The 1838 street view by Tallis shows two ordinary terraced houses, just south of the Bridewell Gatehouse. That location is shown in Goad’s 1886 Insurance Atlas (vol II) as the Rock Life Assurance office. The Rock Life Assurance company was one of the earlier life insurers in Britain, having been established in 1806. According to Anglo-American Life Insurance, 1800-1914 (Volume 1) Rock Life Assurance was an early adopter of with-profits policies and a pioneer in relying on an in-house actuary, a certain William Frend. On-line sources such as a 1825 policy document have its address as New Bridge Street and does an advertising poster of 1882.
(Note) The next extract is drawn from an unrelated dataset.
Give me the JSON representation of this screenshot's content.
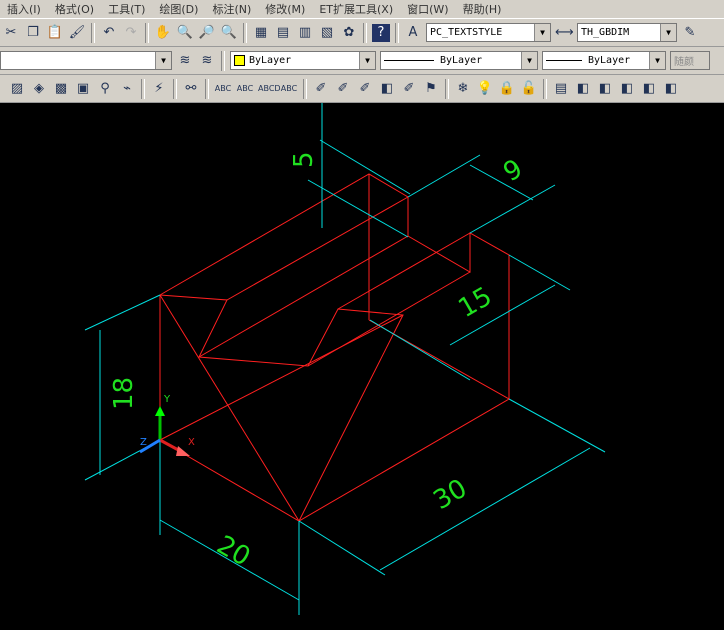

(*) We have been unable to ascertain the architect who designed the new façade of 15 New Bridge Street. Notes by Bradley point out that “RIBA nomination papers for Arthur Let have No. 15 altered for Rock Life Assurance, 1890, but the front hardly seems plausible for then.”. A thorough research of the Board Minutes of the Rock Life assurance company (1900-1909) shows that Charles Edward Barry was retained on numerous architectural issues surrounding that property but there is no direct attribution of the design to him. RIBA’s records do not show an exhaustive list of C. E. Barry’s works, so the potential attribution of this building to him is conjectural.